In Evangelium Vitae, John Paul II decried this very tendency “to disguise certain crimes against life…by using innocuous medical terms which distract attention from the fact that what is involved is the right to life of an actual human person.” Those with pricked consciences about the nature of unethical end-of-life practices feel the need to resort to obfuscation.
But once the premise becomes openly accepted – that the physician may rightly take life – disguise becomes less and less urgent, as is evident from the advent of mobile euthanasia units. There is “unmet need” for euthanasia, you see, so earlier this year the Netherlands began to equip teams to hit the road and go meet that need. How considerate. Euthanasia prevention advocate Alex Schadenburg reports these units plan to “reach” 1,000 people per year.
“Redefining Physicians’ Role in Assisted Dying” is the New England Journal of Medicine’s offering. It is called a “perspective” piece, but that is precisely what it lacks – a humane one at any rate. By that, I mean one roughly consistent with essentially universal codes of medical ethics (including many from non-Christian cultures) going back millennium, which do not endorse physicians taking the lives of their patients.
A number of pragmatic objections to the practice of assisted dying, the authors claim, have not come to pass. It’s therefore time to get over any unfounded, lingering qualms. They dismiss the most fundamental objection – that allowing assisted dying undermines the sanctity of life – by writing:
This is a subjective moral question, commonly framed in terms of absolute preservation of life versus respect for personal autonomy — a divide that often falls along religious lines.
It is no such thing. Not long ago, most people would have recognized that it is objectively wrong to actively take human life just as, I suspect, most still instinctively recoil at the thought of mobile euthanasia units.
How the authors say the issue is commonly framed is also an imprecise mischaracterization. Nowadays, it often eludes those with elite schooling. It now takes a solid “old school” upbringing or a proper, well-rounded education to spot this error – reassigning matters of objective moral truth to the realm of subjective prerogative – responsible for so much of our cultural rot.
Since there is “no clear, objective answer,” the authors maintain, all preferences should be respected. They point, however, to a pesky obstacle to broader implementation of enlightened euthanasia policies: most physicians are not keen on killing their patients. Their solution? Take it out of the hands of the doctors. Establish “a central state or federal mechanism” (uh-oh!) – with appropriate safeguards, of course – whereby patients can get on with ending their lives without having to rely on doctors to lend pro-active support.
A professional ethicist, writing in the British Medical Journal, covers similar ground. He bluntly stresses that a U.K. “Sanctity of life law has gone too far”; it has infringed upon the subjective wishes of various parties and unduly cramped cost considerations.

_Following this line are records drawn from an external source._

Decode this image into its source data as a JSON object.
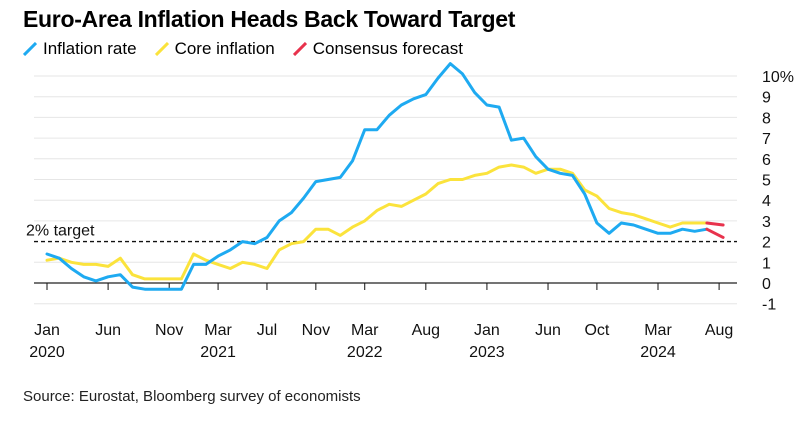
{
  "title": "Euro-Area Inflation Heads Back Toward Target",
  "source": "Source: Eurostat, Bloomberg survey of economists",
  "colors": {
    "inflation": "#1eaaf1",
    "core": "#fbe33c",
    "forecast": "#e8324c",
    "grid": "#e6e6e6",
    "axis": "#000000"
  },
  "chart_data": {
    "type": "line",
    "title": "Euro-Area Inflation Heads Back Toward Target",
    "x_start": "2020-01",
    "x_labels": [
      {
        "month_index": 0,
        "label": "Jan",
        "sublabel": "2020"
      },
      {
        "month_index": 5,
        "label": "Jun",
        "sublabel": ""
      },
      {
        "month_index": 10,
        "label": "Nov",
        "sublabel": ""
      },
      {
        "month_index": 14,
        "label": "Mar",
        "sublabel": "2021"
      },
      {
        "month_index": 18,
        "label": "Jul",
        "sublabel": ""
      },
      {
        "month_index": 22,
        "label": "Nov",
        "sublabel": ""
      },
      {
        "month_index": 26,
        "label": "Mar",
        "sublabel": "2022"
      },
      {
        "month_index": 31,
        "label": "Aug",
        "sublabel": ""
      },
      {
        "month_index": 36,
        "label": "Jan",
        "sublabel": "2023"
      },
      {
        "month_index": 41,
        "label": "Jun",
        "sublabel": ""
      },
      {
        "month_index": 45,
        "label": "Oct",
        "sublabel": ""
      },
      {
        "month_index": 50,
        "label": "Mar",
        "sublabel": "2024"
      },
      {
        "month_index": 55,
        "label": "Aug",
        "sublabel": ""
      }
    ],
    "y_ticks": [
      {
        "value": 10,
        "label": "10%"
      },
      {
        "value": 9,
        "label": "9"
      },
      {
        "value": 8,
        "label": "8"
      },
      {
        "value": 7,
        "label": "7"
      },
      {
        "value": 6,
        "label": "6"
      },
      {
        "value": 5,
        "label": "5"
      },
      {
        "value": 4,
        "label": "4"
      },
      {
        "value": 3,
        "label": "3"
      },
      {
        "value": 2,
        "label": "2"
      },
      {
        "value": 1,
        "label": "1"
      },
      {
        "value": 0,
        "label": "0"
      },
      {
        "value": -1,
        "label": "-1"
      }
    ],
    "ylim": [
      -1,
      10.6
    ],
    "target": {
      "value": 2,
      "label": "2% target"
    },
    "series": [
      {
        "name": "Inflation rate",
        "key": "inflation",
        "values": [
          1.4,
          1.2,
          0.7,
          0.3,
          0.1,
          0.3,
          0.4,
          -0.2,
          -0.3,
          -0.3,
          -0.3,
          -0.3,
          0.9,
          0.9,
          1.3,
          1.6,
          2.0,
          1.9,
          2.2,
          3.0,
          3.4,
          4.1,
          4.9,
          5.0,
          5.1,
          5.9,
          7.4,
          7.4,
          8.1,
          8.6,
          8.9,
          9.1,
          9.9,
          10.6,
          10.1,
          9.2,
          8.6,
          8.5,
          6.9,
          7.0,
          6.1,
          5.5,
          5.3,
          5.2,
          4.3,
          2.9,
          2.4,
          2.9,
          2.8,
          2.6,
          2.4,
          2.4,
          2.6,
          2.5,
          2.6
        ]
      },
      {
        "name": "Core inflation",
        "key": "core",
        "values": [
          1.1,
          1.2,
          1.0,
          0.9,
          0.9,
          0.8,
          1.2,
          0.4,
          0.2,
          0.2,
          0.2,
          0.2,
          1.4,
          1.1,
          0.9,
          0.7,
          1.0,
          0.9,
          0.7,
          1.6,
          1.9,
          2.0,
          2.6,
          2.6,
          2.3,
          2.7,
          3.0,
          3.5,
          3.8,
          3.7,
          4.0,
          4.3,
          4.8,
          5.0,
          5.0,
          5.2,
          5.3,
          5.6,
          5.7,
          5.6,
          5.3,
          5.5,
          5.5,
          5.3,
          4.5,
          4.2,
          3.6,
          3.4,
          3.3,
          3.1,
          2.9,
          2.7,
          2.9,
          2.9,
          2.9
        ]
      },
      {
        "name": "Consensus forecast",
        "key": "forecast",
        "segments": [
          {
            "from": [
              54,
              2.6
            ],
            "to": [
              55,
              2.2
            ]
          },
          {
            "from": [
              54,
              2.9
            ],
            "to": [
              55,
              2.8
            ]
          }
        ]
      }
    ]
  }
}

Aspiring doctors who suspect the journals they’ve been conditioned to regard as authoritative aren’t repositories of wisdom on such matters might ponder the relevance of these words by Hilaire Belloc:
We sit by and watch the Barbarian, we tolerate him; in the long stretches of peace we are not afraid. We are tickled by his irreverence, his comic inversion of our old certitudes and our fixed creeds refreshes us; we laugh. But as we laugh we are watched by large and awful faces from beyond: and on these faces there is no smile.